Mas para todos os que
criminalizam Israel é preciso relembrar que a retirada unilateral de Gaza em
2005 decidida por Ariel Sharon teve apenas uma consequência: a vitória do grupo
terrorista Hamas nas eleições para o parlamento palestiniano em 2006, que
depois de expulsar a Autoridade Palestiniana do território mantém a sua
população refém do seu ódio e determinação em aniquilar Israel. Uma organização
terrorista que não hesita em utilizar a sua população como alvo para
deslegitimar Israel aos olhos do mundo.
A morte de vidas
humanas causada pela resposta do Exército israelita à provocação do Hamas
indignou a “comunidade internacional”. Mas estranhamente esta não se questiona
como é possível uma mãe levar um bebé de dois meses a manifestações violentas
mesmo depois dos sucessivos alertas do Exército israelita. Uma União Europeia
que não tem uma palavra contra o Hamas e que, em nome de um processo de paz
inexistente, prefere o status quo que eterniza
o conflito entre as partes. Que não entende que a vitimização que dura há 70
anos apenas prejudica as suas “vítimas” e que não há reconhecimento
internacional capaz por si só de edificar um país. E, finalmente, que a pior
arma escolhida pelas boas consciências sempre em paz consigo próprias é o
boicote absurdo precisamente à consciência mais crítica de Israel, como são os
seus académicos, escritores, artistas e pensadores.
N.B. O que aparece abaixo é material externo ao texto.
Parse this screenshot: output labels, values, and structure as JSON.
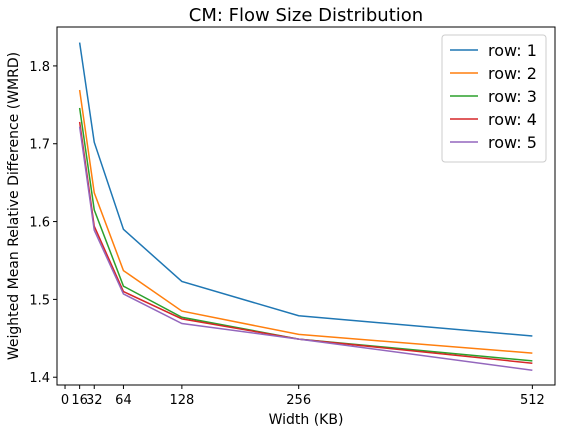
{
  "chart_data": {
    "type": "line",
    "title": "CM: Flow Size Distribution",
    "x_label": "Width (KB)",
    "y_label": "Weighted Mean Relative Difference (WMRD)",
    "x": [
      16,
      32,
      64,
      128,
      256,
      512
    ],
    "series": [
      {
        "name": "row: 1",
        "color": "#1f77b4",
        "values": [
          1.83,
          1.702,
          1.59,
          1.523,
          1.479,
          1.453
        ]
      },
      {
        "name": "row: 2",
        "color": "#ff7f0e",
        "values": [
          1.769,
          1.637,
          1.537,
          1.485,
          1.455,
          1.431
        ]
      },
      {
        "name": "row: 3",
        "color": "#2ca02c",
        "values": [
          1.746,
          1.615,
          1.517,
          1.477,
          1.449,
          1.421
        ]
      },
      {
        "name": "row: 4",
        "color": "#d62728",
        "values": [
          1.728,
          1.594,
          1.51,
          1.475,
          1.449,
          1.418
        ]
      },
      {
        "name": "row: 5",
        "color": "#9467bd",
        "values": [
          1.722,
          1.589,
          1.507,
          1.469,
          1.449,
          1.409
        ]
      }
    ],
    "xlim": [
      -8.8,
      536.8
    ],
    "xticks": [
      0,
      16,
      32,
      64,
      128,
      256,
      512
    ],
    "ylim": [
      1.39,
      1.85
    ],
    "yticks": [
      1.4,
      1.5,
      1.6,
      1.7,
      1.8
    ],
    "grid": false,
    "legend": "upper right"
  }
}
Nos dias de hoje assistimos
à libertação da palavra que não hesito em qualificar de anti-semita. Israel
tornou-se o judeu das nações. Outra vez?
Estudiosa de temas judaicos
COMENTÁRIOS:
- luiz rechtman,
02.06.2018: Os contestadores da história em prol dos
mitos e narrativas da propaganda árabe palestina têm uma nostalgia das épocas
em que os judeus eram expulsos dos países em que viviam, tornando-se errantes
ao sabor das vontades, ódios e ganâncias de governantes e religiosos. A última
grande expulsão judaica dos países muçulmanos, gerou um número igual ou maior
ao dos árabes palestinos saídos por vontade dos árabes que invadiram o recém-criado
Estado de Israel ou foram expulsos de áreas estratégicas, não deu ensejo a
milhares de refugiados vivendo às custas da UNRWA, países variados, ONGS e
verbas milionárias de fontes diversas. Em 70 anos os israelenses
buscaram o desenvolvimento, infelizmente, os árabes palestinos preferiram o
atraso. Para júbilo dos seus simpatizantes e detratores de Israel.
- pabandeira75,
01.06.2018 : Em 1945 no espaço destinado a Israel há 55% de
judeus e 45% de árabes e outros; o território alocado à parte israelita é 56%;
à parte árabe 43%; Jerusalém será cidade franca. Depois da criação de Israel,
em 1949 Israel fica com 78% do território, a população judaica é de 86% e árabe
de 14%. É isto a Nakba: a destruição de aprox 500 povoações árabes, massacres,
o empurrar de 700 a 750 mil árabes para a condição de refugiados. É mesmo de
limpeza étnica que se trata. Já em 1937 o pai de Israel Ben Gurion escreve que
é preciso conquistar a terra dos "árabes", pois isto é condição para
construir um estado "judaico". Em 1937 está em curso o Holocausto
judaico; neste mesmo ano os fundadores do Estado judaico projetam um crime
contra a humanidade, que perpetrarão - ignominiosos atos, ambos!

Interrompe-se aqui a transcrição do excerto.